Microsoft released a survey this week that collected 1,500 student opinions online and through a youth magazine, reporting the majority said they wanted more IT classes in school.
The company also commissioned a poll by market researcher TNS Infratest, which found that 98 percent of students, 90 percent of parents and 96 percent of teachers believe schools are responsible for imparting computing knowledge to children, but more than 60 percent of students don’t have the option of taking such classes.
“I believe this study is strongly biased and led by the interests of the company,” President of the German Teachers’ Association (DL) Josef Kraus told The Local on Tuesday. “I don’t know how they justified their data, but today in all schools there are two or three computer rooms and machines with internet access in the classrooms.”
Microsoft planned to present its surveys to Chancellor Angela Merkel to highlight its focus on educational initiatives as the 25th anniversary CeBIT technology trade fair kicked off in Hannover on Tuesday, according to news agency DPA.
The company has erected a 150-square-metre digital classroom in one of the exhibition halls, and in a statement the head of Microsoft Germany, Achim Berg, urged the country to increase investment in “modern education.” Meanwhile Microsoft also plans to tout a new laptop for children between six and 13-years-old that has preset safety settings for internet use.
The company alleges that since 2007, computer use in German schools has barely increased, but Kraus, who is also the principal of a high school in the Bavarian city of Landshut, told The Local that students are being adequately trained with a minimum of two to three hours of instruction per week.
“We’ve found a very good balance in most schools,” Kraus said. “Teachers who were euphoric over computers ten years ago have now turned back to more traditional lesson forms. Students at computers are increasingly distracted and flighty, and their communication skills also suffer.”
Microsoft’s survey results reportedly found that 86 percent of teachers said they thought computer skills were more important than knowledge of classical literature, a figure Kraus vehemently rejected.

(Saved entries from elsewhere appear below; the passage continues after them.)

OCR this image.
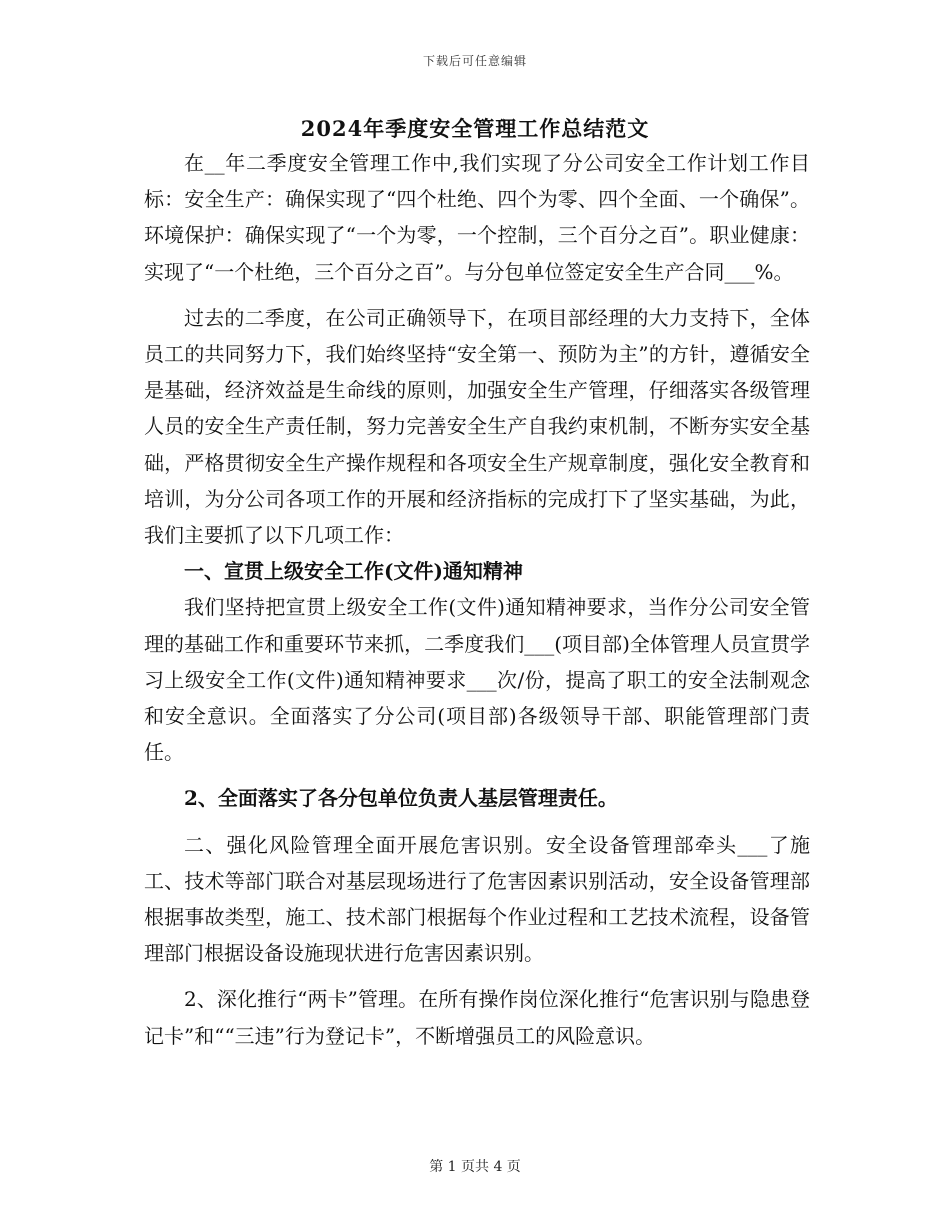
下载后可任意编辑
2024年季度安全管理工作总结范文

在__年二季度安全管理工作中,我们实现了分公司安全工作计划工作目标：安全生产：确保实现了“四个杜绝、四个为零、四个全面、一个确保”。环境保护：确保实现了“一个为零，一个控制，三个百分之百”。职业健康：实现了“一个杜绝，三个百分之百”。与分包单位签定安全生产合同___%。

过去的二季度，在公司正确领导下，在项目部经理的大力支持下，全体员工的共同努力下，我们始终坚持“安全第一、预防为主”的方针，遵循安全是基础，经济效益是生命线的原则，加强安全生产管理，仔细落实各级管理人员的安全生产责任制，努力完善安全生产自我约束机制，不断夯实安全基础，严格贯彻安全生产操作规程和各项安全生产规章制度，强化安全教育和培训，为分公司各项工作的开展和经济指标的完成打下了坚实基础，为此，我们主要抓了以下几项工作：

一、宣贯上级安全工作(文件)通知精神

我们坚持把宣贯上级安全工作(文件)通知精神要求，当作分公司安全管理的基础工作和重要环节来抓，二季度我们___(项目部)全体管理人员宣贯学习上级安全工作(文件)通知精神要求___次/份，提高了职工的安全法制观念和安全意识。全面落实了分公司(项目部)各级领导干部、职能管理部门责任。

2、全面落实了各分包单位负责人基层管理责任。

二、强化风险管理全面开展危害识别。安全设备管理部牵头___了施工、技术等部门联合对基层现场进行了危害因素识别活动，安全设备管理部根据事故类型，施工、技术部门根据每个作业过程和工艺技术流程，设备管理部门根据设备设施现状进行危害因素识别。

2、深化推行“两卡”管理。在所有操作岗位深化推行“危害识别与隐患登记卡”和““三违”行为登记卡”，不断增强员工的风险意识。

第 1 页共 4 页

“I’d like to know which teachers they talked to,” he said. “While we’ve been setting up all these computer rooms and new technology, the libraries have been neglected. It’s exaggerated to expect further computerisation of our schools.”
Educational experts agree that students who can’t navigate a library and don’t read print media fail to learn complex comprehension skills, he added.
Though Kraus said German students rank near the European average for computer skills according to standardised PISA tests, IT educational will likely still be part of a re-ignited debate about the country’s attitudes toward technology. Politicians have used the CeBIT’s launch to air their concerns over Germany’s future when it comes to issues like data protection, privacy concerns, the expansion of broadband internet access and IT innovation.
On Monday, August-Wilhelm Scheer, head of the German Association for Information Technology, Telecommunications and New Media (BITKOM), criticised the government for failing to achieve a cohesive internet technology strategy, calling for an “Internet Minister” to be appointed.
But Chancellor Angela Merkel rejected the suggestion on Monday evening as CeBIT opened, saying it was not a good solution.
IT issues continue to be addressed across several different ministries, though the parliament intends to appoint an expert group to conduct long-term research on the subject.
“The goal is to create an overall concept for the online policy,” conservative parliamentarian and internet policy expert Thomas Jarzombek told DPA.